UPS TruckI was leaving my job at a cable advertising firm on Newbury Street in Boston one Friday afternoon and saw a UPS truck with the characters www.ups.com printed directly under the phone number on the truck’s rear panel. Pretty unremarkable except for one thing. It was 1994. Now I’m not normally known as a prophet but I turned to my wife and said “someday every company is going to have one of those website thingys.” I don’t remember her exact reply but I think it was something about how only the bigger companies would be able to afford one. It all seems pretty funny right now doesn’t it? But as luck, or fate would have it, the very next Monday the IT Director at my company (it was called MIS back then, remember?) asked me if I wanted to “investigate this internet thing”. I was not on the IT staff. I was a temp doing administrative work to bolster my less than illustrious musical career. Turns out no one on his staff believed the “internet thing” would last. DOHHH!! I said sure, they sent me to an HTML class and, to quote the most overused cliche ever, the rest is history.

Tables, Drop Shadows and Scrolling Marquees, Oh My!

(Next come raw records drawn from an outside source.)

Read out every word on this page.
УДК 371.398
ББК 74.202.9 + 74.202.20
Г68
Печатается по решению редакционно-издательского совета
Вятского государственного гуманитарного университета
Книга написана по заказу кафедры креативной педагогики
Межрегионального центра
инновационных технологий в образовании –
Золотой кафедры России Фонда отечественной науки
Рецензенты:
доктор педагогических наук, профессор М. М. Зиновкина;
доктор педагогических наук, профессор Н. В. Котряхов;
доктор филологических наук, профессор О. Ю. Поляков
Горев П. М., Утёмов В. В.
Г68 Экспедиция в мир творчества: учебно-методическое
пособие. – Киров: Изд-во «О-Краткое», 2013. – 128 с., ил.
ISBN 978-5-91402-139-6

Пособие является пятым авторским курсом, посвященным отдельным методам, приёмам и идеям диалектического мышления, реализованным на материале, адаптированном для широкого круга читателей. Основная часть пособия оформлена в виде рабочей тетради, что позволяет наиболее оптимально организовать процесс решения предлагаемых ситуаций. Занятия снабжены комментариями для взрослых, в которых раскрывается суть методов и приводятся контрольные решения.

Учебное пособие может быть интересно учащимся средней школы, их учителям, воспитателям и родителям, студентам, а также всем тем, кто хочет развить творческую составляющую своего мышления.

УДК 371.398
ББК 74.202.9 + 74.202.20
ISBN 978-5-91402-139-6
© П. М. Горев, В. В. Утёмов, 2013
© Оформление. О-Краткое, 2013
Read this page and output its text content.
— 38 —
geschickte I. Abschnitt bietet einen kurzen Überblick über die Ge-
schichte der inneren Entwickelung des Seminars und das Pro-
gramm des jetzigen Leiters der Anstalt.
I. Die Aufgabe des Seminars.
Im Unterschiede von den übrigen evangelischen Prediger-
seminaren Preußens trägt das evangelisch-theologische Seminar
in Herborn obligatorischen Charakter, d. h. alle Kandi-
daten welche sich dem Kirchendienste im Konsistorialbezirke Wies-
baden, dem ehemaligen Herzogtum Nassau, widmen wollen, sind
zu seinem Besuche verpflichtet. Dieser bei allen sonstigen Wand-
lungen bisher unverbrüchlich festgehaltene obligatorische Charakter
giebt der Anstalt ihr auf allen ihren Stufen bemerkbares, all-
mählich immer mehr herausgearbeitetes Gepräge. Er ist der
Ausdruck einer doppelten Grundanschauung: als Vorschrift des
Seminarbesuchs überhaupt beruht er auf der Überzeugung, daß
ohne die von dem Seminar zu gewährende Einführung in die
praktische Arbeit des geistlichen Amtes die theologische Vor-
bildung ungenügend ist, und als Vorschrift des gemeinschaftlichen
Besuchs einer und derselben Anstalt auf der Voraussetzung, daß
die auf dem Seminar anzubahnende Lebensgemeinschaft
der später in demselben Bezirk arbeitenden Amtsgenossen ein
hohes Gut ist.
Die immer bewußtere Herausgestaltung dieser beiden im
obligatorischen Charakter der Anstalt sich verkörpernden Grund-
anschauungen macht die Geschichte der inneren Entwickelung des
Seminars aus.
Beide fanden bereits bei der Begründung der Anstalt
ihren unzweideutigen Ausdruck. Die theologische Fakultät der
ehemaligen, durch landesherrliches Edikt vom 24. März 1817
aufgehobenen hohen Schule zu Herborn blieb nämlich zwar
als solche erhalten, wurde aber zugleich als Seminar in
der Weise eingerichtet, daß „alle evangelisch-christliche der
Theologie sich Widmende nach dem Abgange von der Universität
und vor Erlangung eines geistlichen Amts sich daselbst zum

Several HTML classes later, and with just enough Photoshop knowledge to be dangerous, I developed my company’s first website. Its hard to remember this but it was so early in the game that Microsoft hadn’t entered the browser wars yet. It was Netscape 4 and that was it. This website had everything, and I do mean everything. Every graphic had a drop shadow, every button looked like an oval race track, every paragraph was a different font color and size, elements were placed in table cells to keep them from moving around, I even had a scrolling marquee going across the page. I was definitely a practitioner of the “kitchen sink” school of design where the answer to the question “why did you do that” is always “because I can”. But the real kick for me was that I had created something that anyone anywhere in the world could see. It didn’t matter that no one was looking. What mattered was that if they were looking, they would see something I created. Pretty powerful stuff!

When it Started Making Sense

I needed some direction. There had to be someone out there who was a thought leader in this new space. For me, and for many others at the time, that person was David Siegel and his seminal book Creating Killer Web Sites, circa 1997. Using what Siegel termed “guerilla HTML” I began to create more visually pleasing websites. David’s book seems dated now, but he has continued to be a thought leader. [Find out what he’s up to these days at Pull and the 21st Century.]

It’s been a fun ride. And with more and more people viewing websites on their mobile devices, the fun is just beginning.

Do you remember some of those early websites? What do you remember about them? How do you think websites have changed?